If the devil himself commissioned a mixtape of late-night cable nightmares, it would probably look a lot like Bring on the Damned!. Written and directed by Brandon Bassham and produced by Lloyd Kaufman through Troma, this grimy horror anthology throws every genre, bodily fluid, and taboo into a meat grinder and produces a puree. What spills out is loud, messy, crude, and often hilarious.
The film stitches together five segments, each themed after a sin: Blasphemy, Obsession, Perversion, Nihilism, and Sadism, and drenches them in gonzo energy. Think Creepshow if it were raised on gas station wine and anti-psychotics. From French New Wave parody to sci-fi noir and Looney Tunes splatter violence, no style is off limits and no punch is pulled. It’s aggressively DIY in spirit, proudly low budget, and exactly the kind of chaos you’d expect from the guy who gave us The Slashening and Fear Town, USA.

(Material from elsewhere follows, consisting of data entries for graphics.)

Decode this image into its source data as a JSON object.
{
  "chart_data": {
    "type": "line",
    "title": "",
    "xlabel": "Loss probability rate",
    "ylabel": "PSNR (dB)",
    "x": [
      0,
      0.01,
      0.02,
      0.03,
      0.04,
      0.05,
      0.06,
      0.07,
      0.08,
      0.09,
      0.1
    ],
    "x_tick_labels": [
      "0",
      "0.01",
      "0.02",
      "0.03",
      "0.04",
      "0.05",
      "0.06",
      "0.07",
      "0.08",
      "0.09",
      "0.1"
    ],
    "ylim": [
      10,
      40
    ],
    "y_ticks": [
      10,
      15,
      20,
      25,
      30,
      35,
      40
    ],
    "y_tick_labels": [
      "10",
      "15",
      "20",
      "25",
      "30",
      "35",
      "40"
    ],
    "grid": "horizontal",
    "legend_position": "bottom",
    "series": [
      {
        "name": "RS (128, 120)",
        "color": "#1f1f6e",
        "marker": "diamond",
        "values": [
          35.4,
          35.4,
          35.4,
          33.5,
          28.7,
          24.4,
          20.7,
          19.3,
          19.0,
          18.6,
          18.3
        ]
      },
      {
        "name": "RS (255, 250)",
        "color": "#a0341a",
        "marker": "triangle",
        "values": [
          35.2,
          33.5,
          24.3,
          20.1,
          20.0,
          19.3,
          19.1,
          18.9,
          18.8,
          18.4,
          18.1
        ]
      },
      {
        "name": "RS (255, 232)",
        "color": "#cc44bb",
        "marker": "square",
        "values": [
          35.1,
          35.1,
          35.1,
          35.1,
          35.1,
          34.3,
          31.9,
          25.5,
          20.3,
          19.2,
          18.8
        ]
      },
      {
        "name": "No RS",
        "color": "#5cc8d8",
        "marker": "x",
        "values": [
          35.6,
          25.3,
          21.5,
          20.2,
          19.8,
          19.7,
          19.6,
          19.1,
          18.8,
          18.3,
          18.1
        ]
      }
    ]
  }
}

Sydney Hirsch leads one of the most memorable segments as Charlotte, a woman sucked into a truly deranged web of cults, cartoons, and body horror. Johnny Ferri also makes a strong impression, pulling double duty as Brack and Joey Carbone, and Zac Amico is deeply committed as the unforgettably named Bottom Butcher. Even Troma legend Lloyd Kaufman shows up as the Mad Monk, doing what he does best, being gross and oddly lovable.

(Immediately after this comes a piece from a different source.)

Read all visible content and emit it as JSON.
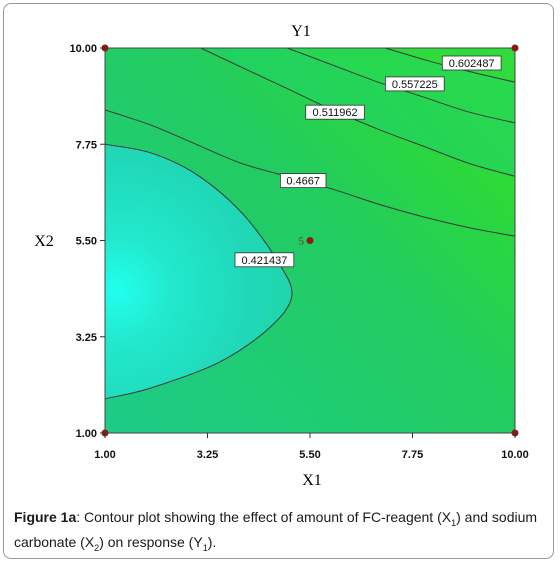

“…stitches together five segments, each themed after a sin: Blasphemy, Obsession, Perversion, Nihilism, and Sadism…”
Each short in Bring on the Damned! feels like its own microdose of madness. One minute you’re in a sleazy 1980s horror throwback, the next you’re watching a claymation nightmare that feels like it was scribbled on the walls of an asylum. There’s no tonal consistency, and that’s by design. If one story doesn’t click, another will be along in ten minutes to punch you in the face with a dildo or whisper theological nihilism into your ear while playing synthwave.
However, not all segments land equally. A couple feel stretched or overly indulgent, but when the film hits, it hits like a flaming school bus full of clowns. There’s a cartoon violence sequence that feels like Roger Rabbit gone rancid, a bleak found-footage descent that genuinely disturbs, and plenty of over-the-top gore for the genre purists.
The practical effects range from impressively gnarly to proudly garbage-tier, but that’s half the point. This is punk horror. The seams are part of the charm. The camera wobbles, the audio clips, and you might spot a boom mic in frame, but you’ll be too busy laughing or wincing to care.
Bring on the Damned! is crude, nasty, and not for the faint of heart, and that is why it is a blast. It’s the kind of movie you watch with your most depraved friends at midnight while drinking something you found in your trunk. Underneath the chaos lies a genuine love for genre filmmaking. Bassham knows his references, and the film’s sheer commitment to its own insanity is admirable. The film is not trying to be a prestige horror; it is just trying to be fun. And in that mission, it absolutely succeeds.
"…crude, nasty, and not for the faint of heart, and that is why it is a blast."